When this method is called from UI the DoSomethingWithData will be processed by UI thread (simplifying the SynchronizationContext magic). Even if it’s not - and shouldn’t be - necessary. The code would run fine. But just not as fast as it could. A vs A- game.

Solution is easy. Use ConfigureAwait(false).

Task MoveDataAsync(Stream from, Stream to)
	while (!IsEOF(from))
		var data = await ReadDataAsync(from).ConfigureAwait(false);
		await WriteDataAsync(to).ConfigureAwait(false);

And you’re fine.

Sadly. You cannot change the default behavior on i.e. assembly level. Or for a whole method or class. You need to keep in your head that as long as you’re in library mode you need to call ConfigureAwait(false). Pretty easy to forgot.


Visual Studio is not going to help you with some magic squiggles. It does not know whether you want to continue on current context or not. But the hope is not lost. When the Roslyn got support for await I started small project that would help me keep my code in check. I call it ConfigureAwaitChecker. It’s open source and I’m happy to accept contributions.

Currently it’s a library and simple console app that surfaces the results (plus PowerShell script Check-Dir.ps1 to call the app on bunch of files). But as the Roslyn offers now also diagnostics API to plug into Visual Studio it might evolve that way as well.

So what it does? Given the piece of code on input it tells you whether you have or you’re missing ConfigureAwait(false) with your await clauses. But there’s of course bunch of limitations (else the smart guys in compilers team would do it, right?).

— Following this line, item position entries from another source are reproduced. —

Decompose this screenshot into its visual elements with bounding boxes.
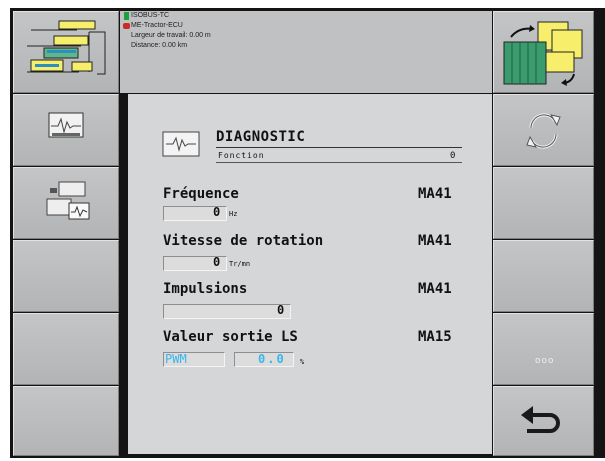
diagnostic-key[interactable] [13, 94, 119, 166]
vitesse-unit: Tr/mn [229, 260, 251, 268]
nav-forward-key[interactable] [493, 11, 594, 93]
left-softkey-4[interactable] [13, 313, 119, 385]
pwm-mode-label: PWM [165, 352, 187, 366]
frequence-code: MA41 [418, 186, 452, 202]
refresh-key[interactable] [493, 94, 594, 166]
terminal-screen: ISOBUS-TC ME-Tractor-ECU Largeur de trav… [0, 0, 605, 461]
working-width-label: Largeur de travail: 0.00 m [131, 32, 211, 39]
frequence-value: 0 [213, 205, 221, 219]
machine-overview-key[interactable] [13, 11, 119, 93]
left-softkey-3[interactable] [13, 240, 119, 312]
valeur-sortie-label: Valeur sortie LS [163, 329, 298, 345]
page-title: DIAGNOSTIC [216, 129, 306, 145]
frequence-label: Fréquence [163, 186, 239, 202]
valeur-sortie-value: 0.0 [258, 352, 286, 366]
vitesse-label: Vitesse de rotation [163, 233, 324, 249]
right-softkey-3[interactable] [493, 240, 594, 312]
left-softkey-5[interactable] [13, 386, 119, 456]
distance-label: Distance: 0.00 km [131, 42, 188, 49]
frequence-unit: Hz [229, 210, 238, 218]
diagnostic-header-icon [162, 131, 200, 157]
status-bar: ISOBUS-TC ME-Tractor-ECU Largeur de trav… [120, 11, 492, 93]
vitesse-code: MA41 [418, 233, 452, 249]
nav-forward-icon [503, 21, 583, 86]
vitesse-value: 0 [213, 255, 221, 269]
tractor-icon [123, 23, 130, 29]
impulsions-field [163, 304, 291, 319]
valeur-sortie-unit: % [300, 358, 305, 366]
isobus-icon [124, 12, 129, 20]
more-key[interactable]: ooo [493, 313, 594, 385]
machine-diagnostic-key[interactable] [13, 167, 119, 239]
function-label: Fonction [218, 151, 265, 160]
refresh-icon [526, 113, 561, 149]
impulsions-value: 0 [277, 303, 285, 317]
impulsions-label: Impulsions [163, 281, 248, 297]
diagnostic-panel: DIAGNOSTIC Fonction 0 Fréquence MA41 0 H… [128, 94, 492, 454]
impulsions-code: MA41 [418, 281, 452, 297]
ecu-label: ME-Tractor-ECU [131, 22, 183, 29]
diagnostic-icon [48, 112, 84, 138]
machine-diagnostic-icon [46, 181, 90, 220]
back-key[interactable] [493, 386, 594, 456]
more-icon: ooo [535, 356, 555, 366]
valeur-sortie-code: MA15 [418, 329, 452, 345]
right-softkey-2[interactable] [493, 167, 594, 239]
back-icon [521, 406, 560, 433]
function-value: 0 [450, 151, 456, 161]
isobus-label: ISOBUS-TC [131, 12, 170, 19]
machine-overview-icon [27, 20, 106, 75]
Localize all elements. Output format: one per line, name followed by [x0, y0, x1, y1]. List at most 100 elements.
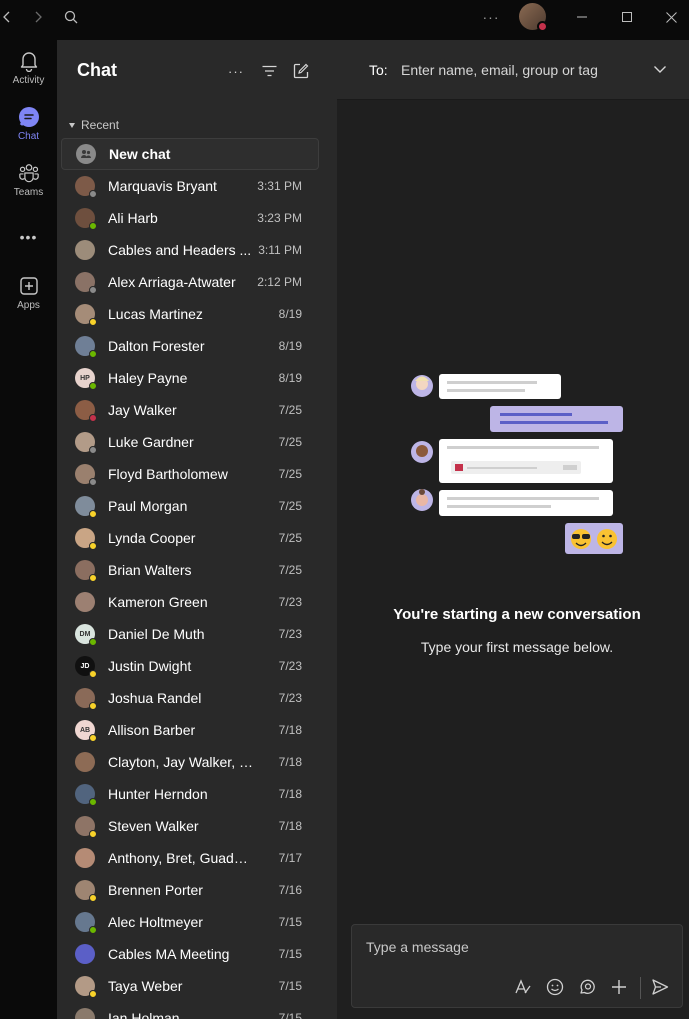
chat-name: Cables MA Meeting	[108, 946, 230, 962]
to-label: To:	[369, 62, 388, 78]
chat-name: New chat	[109, 146, 171, 162]
recipient-input[interactable]	[401, 60, 641, 80]
ellipsis-icon: ···	[228, 63, 244, 79]
chat-list-item[interactable]: Taya Weber 7/15	[61, 970, 319, 1002]
new-chat-avatar-icon	[76, 144, 96, 164]
chat-list-item[interactable]: Cables and Headers ... 3:11 PM	[61, 234, 319, 266]
chat-list-item[interactable]: Jay Walker 7/25	[61, 394, 319, 426]
attach-button[interactable]	[609, 977, 629, 997]
chat-timestamp: 7/23	[278, 691, 302, 705]
chat-timestamp: 7/16	[278, 883, 302, 897]
avatar	[75, 816, 97, 838]
chat-list-item[interactable]: Clayton, Jay Walker, +2 7/18	[61, 746, 319, 778]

First it really needs to be ConfigureAwait(false). Having ConfigureAwait(FunctionThatAlwaysReturnsFalse()) for example will produce false error. It’s kind of halting problem. The function call might be a simple wrap around return false, but also complicated chain of calls, maybe to other systems, that’s not easy to evaluate. Maybe in the future I’ll at least try to trace the calls for potential constant results.

Second. It really checks for await together with ConfigureAwait(false). But you can do for example this.

var awaitMe = await FooAsync().ConfigureAwait(false);
var result = await awaitMe;

And it’s fine and correct as well. Again. It’s something I might try to tackle in future versions.

And finally it doesn’t know whether your code should have the ConfigureAwait(false) or not. It’s your task to decide whether the reporter “error” is really an error or whether it’s fine. Some brain labor needed. ;)

That’s some major hurdles. But I used it for about half a year and it helped me to find some calls I forgot (in my case mainly from prototyping).

If you want to see some code in action look at ConfigureAwaitChecker.Tests tests project.